Play was extremely smooth, with the usual slow-burn that TQY tends to result in. The only major hiccup on the first session was related to repeatedly skipping parts of the turn procedure, but that is a pain point present in the vanilla game already. I’ll be considering revisions to the procedure nonetheless, and I’ve got a couple variations I’d like to try out.

The shift from map-specific to settlement-specific resources seems promising, but needs refining. I’m currently considering a shift to a tag-based system as opposed to abundances and scarcities. I wonder, what makes a scarcity feel like it can undercut your plans?

I’ve made notes on multiple event cards to revise as well. In the future I would like to revise the distribution of the cards to reflect more of the character of each season. There was a lot of enthusiasm when the players would turn the clock to winter because it was the most magical and dramatic time of year.

Two less notable changes were received pretty positively: there is no restriction on communication and there are no contempt tokens. This was especially appreciated by one of my autistic players who is particularly affected by unclear or incomplete communication with other players.

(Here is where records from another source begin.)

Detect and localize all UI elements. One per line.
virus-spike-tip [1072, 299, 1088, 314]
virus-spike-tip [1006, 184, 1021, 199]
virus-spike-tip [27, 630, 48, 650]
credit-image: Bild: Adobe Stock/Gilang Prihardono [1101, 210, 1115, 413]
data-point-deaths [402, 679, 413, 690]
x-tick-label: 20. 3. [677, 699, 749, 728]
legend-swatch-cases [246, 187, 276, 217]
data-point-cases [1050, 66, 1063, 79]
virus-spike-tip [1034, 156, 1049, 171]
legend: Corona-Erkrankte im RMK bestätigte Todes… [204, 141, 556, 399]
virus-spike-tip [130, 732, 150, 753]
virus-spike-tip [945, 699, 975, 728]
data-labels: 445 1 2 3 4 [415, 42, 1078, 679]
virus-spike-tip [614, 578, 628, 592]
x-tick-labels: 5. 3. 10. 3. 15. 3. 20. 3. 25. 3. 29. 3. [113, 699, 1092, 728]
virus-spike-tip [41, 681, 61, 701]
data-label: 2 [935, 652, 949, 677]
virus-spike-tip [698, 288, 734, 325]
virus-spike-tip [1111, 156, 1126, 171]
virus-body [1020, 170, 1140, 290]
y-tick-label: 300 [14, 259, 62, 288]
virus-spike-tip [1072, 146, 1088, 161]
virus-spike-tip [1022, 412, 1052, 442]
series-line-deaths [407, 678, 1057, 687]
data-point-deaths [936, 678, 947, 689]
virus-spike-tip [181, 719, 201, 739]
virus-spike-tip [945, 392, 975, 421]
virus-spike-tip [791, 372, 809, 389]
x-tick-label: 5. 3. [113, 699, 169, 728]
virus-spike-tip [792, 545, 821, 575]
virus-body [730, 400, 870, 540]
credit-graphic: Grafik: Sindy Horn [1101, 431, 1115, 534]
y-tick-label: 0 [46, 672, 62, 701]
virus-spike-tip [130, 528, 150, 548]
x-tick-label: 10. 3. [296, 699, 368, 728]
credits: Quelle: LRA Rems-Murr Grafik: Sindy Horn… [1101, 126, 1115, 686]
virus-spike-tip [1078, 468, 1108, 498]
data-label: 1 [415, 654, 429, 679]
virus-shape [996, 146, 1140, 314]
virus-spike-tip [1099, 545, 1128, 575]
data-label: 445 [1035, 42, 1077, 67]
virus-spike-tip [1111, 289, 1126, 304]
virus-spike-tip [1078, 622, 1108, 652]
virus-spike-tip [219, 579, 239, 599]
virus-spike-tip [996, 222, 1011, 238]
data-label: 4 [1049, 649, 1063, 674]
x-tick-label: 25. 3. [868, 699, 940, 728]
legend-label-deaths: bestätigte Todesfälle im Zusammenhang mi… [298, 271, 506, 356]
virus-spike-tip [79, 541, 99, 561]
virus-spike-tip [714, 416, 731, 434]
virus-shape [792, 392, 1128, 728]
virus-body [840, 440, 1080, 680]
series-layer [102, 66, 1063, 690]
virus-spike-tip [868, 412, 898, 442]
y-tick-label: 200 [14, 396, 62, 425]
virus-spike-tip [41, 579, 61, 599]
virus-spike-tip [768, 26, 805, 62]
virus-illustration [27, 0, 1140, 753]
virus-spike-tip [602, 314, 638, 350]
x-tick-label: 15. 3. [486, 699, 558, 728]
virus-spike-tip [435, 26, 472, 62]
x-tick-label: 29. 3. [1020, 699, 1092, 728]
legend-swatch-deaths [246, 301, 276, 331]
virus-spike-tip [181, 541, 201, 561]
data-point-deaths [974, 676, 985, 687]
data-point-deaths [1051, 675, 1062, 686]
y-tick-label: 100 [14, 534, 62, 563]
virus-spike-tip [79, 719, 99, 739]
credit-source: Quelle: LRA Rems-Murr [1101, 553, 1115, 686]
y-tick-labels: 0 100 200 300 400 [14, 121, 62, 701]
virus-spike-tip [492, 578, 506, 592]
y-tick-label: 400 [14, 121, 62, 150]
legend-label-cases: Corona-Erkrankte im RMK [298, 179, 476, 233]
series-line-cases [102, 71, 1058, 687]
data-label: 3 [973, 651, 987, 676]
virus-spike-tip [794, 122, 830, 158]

The changes made to actions were positively received. These will likely only require subtle adjustments in how they are presented. Convene in particular was a favourite because of its use as both a diplomatic tool and also a plan-prompting idea-generator.

One area that needs focus is the pacing and in particular the telegraph of the ending. Multiple players expressed that they missed the presence of the Frost Shepherds (TQY’s ending event), and were never sure when the game would end. I am mulling over the ending mechanic in The Ground Itself by Everest Pipkin and the window-breaking mechanic in one of my earlier (unfinished! 💀) works, Glass, as places to pull from.

Overall, I think I am on to something good here!

1 thought on “Play Report: A New Hack of The Quiet Year”

  1. I am always blown away by the different ways you approach narratives and games, identifying and exploring possibilities either between or beyond current/popular concepts. I can’t wait to see the kind of stories you will tell and experiences you will craft in the future; I get a very real feeling that you will revolutionize the artistic world one of these days.